You are correct, but I believe the assumption here is he elected S-Corp treatment for his LLC. That way, he can pay himself a salary and only the salary amount is subject to payroll taxes (as opposed to all of your net income if subject to self-employment tax).


----------



## JaxUbermom (Jan 26, 2016)

Hmmmmm. Let me check with my own tax guy regarding this before I respond. If I am wrong, I will admit it.


----------



## JaxUbermom (Jan 26, 2016)

Yes. To the post that came in while I was typing. Thank you. Freaked me out for a minute!

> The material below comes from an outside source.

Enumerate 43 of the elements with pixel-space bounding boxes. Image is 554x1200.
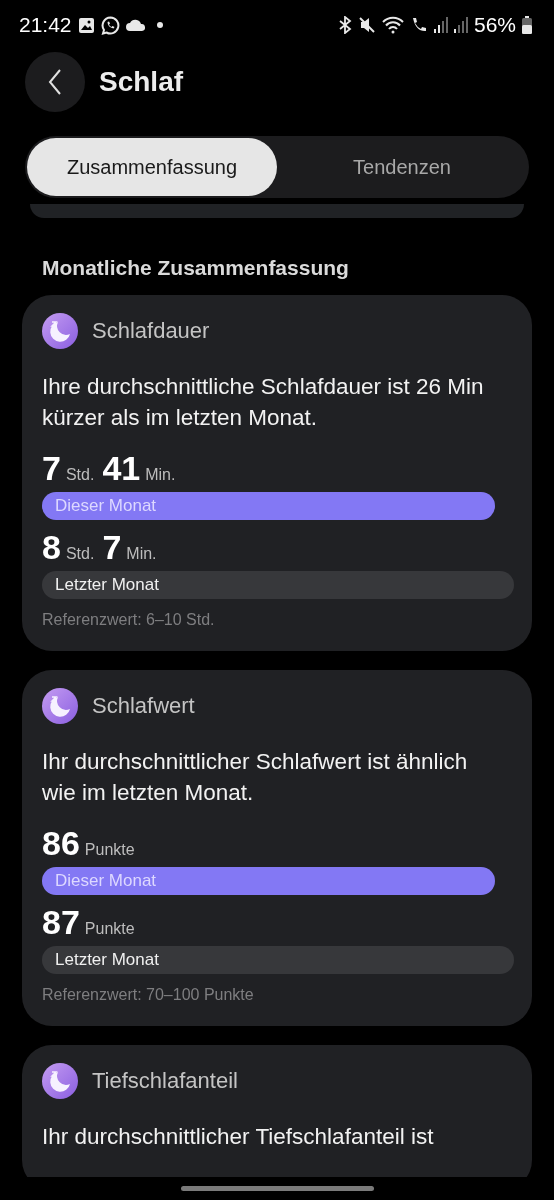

I have an S-Corp. was going to make a joke about incorporation, but then it would lead down the row of privately versus public and it wouldn't have been understood. 
I like you guys that are extremely detail and methodically oriented and my generalization would have annoyed you. So I deleted it.


----------



## UberTaxPro (Oct 3, 2014)

StarzykCPA said:


> You are correct, but I believe the assumption here is he elected S-Corp treatment for his LLC. That way, he can pay himself a salary and only the salary amount is subject to payroll taxes (as opposed to all of your net income if subject to self-employment tax).


Yes, an LLC electing S-Corp status brings the tax advantages you mentioned but it comes with additional costs like increased accounting, legal, payroll costs etc.. and additional IRS regulations that may offset any tax breaks especially for a small business like an individual Uber driver. When someone is selecting a business entity they should be sure to consider how all the aspects--legal, tax and operational--of each organizational form will impact the business. 
Most LLC's are taxed as partnerships so the owners avoid liability with the tax benefits of a partnership.


----------



## UberTaxPro (Oct 3, 2014)

JaxUbermom said:


> Yes. To the post that came in while I was typing. Thank you. Freaked me out for a minute!
> 
> I have an S-Corp. was going to make a joke about incorporation, but then it would lead down the row of privately versus public and it wouldn't have been understood.
> I like you guys that are extremely detail and methodically oriented and my generalization would have annoyed you. So I deleted it.


Is your S corp for a ride-share business?


----------



## JaxUbermom (Jan 26, 2016)

Specifically? Rideshare, which is not a business? No.

I apologize, I am a bit tired. I am taking an Uber break for personal reasons and have spent too much time on this forum, but I am fascinated with what I hope is a growing momentum to fix some problems like Uber over reach and attempting to manipulate legislation in Florida, New York and other areas specifically. To step on City rights, and leave drivers holding the bag at every turn, etc.,

I wish I could answer the complicated tax questions, but I mostly have a very good book keeper and run stuff by him to know my exposure first. If I can or can't do something and what it will end up costing me. I am not filthy rich. I just don't want to lose what I work very hard for to the IRS. They can have a share. Everyone does have a tax responsibility, just not more than my own share if I can help it ethically.


----------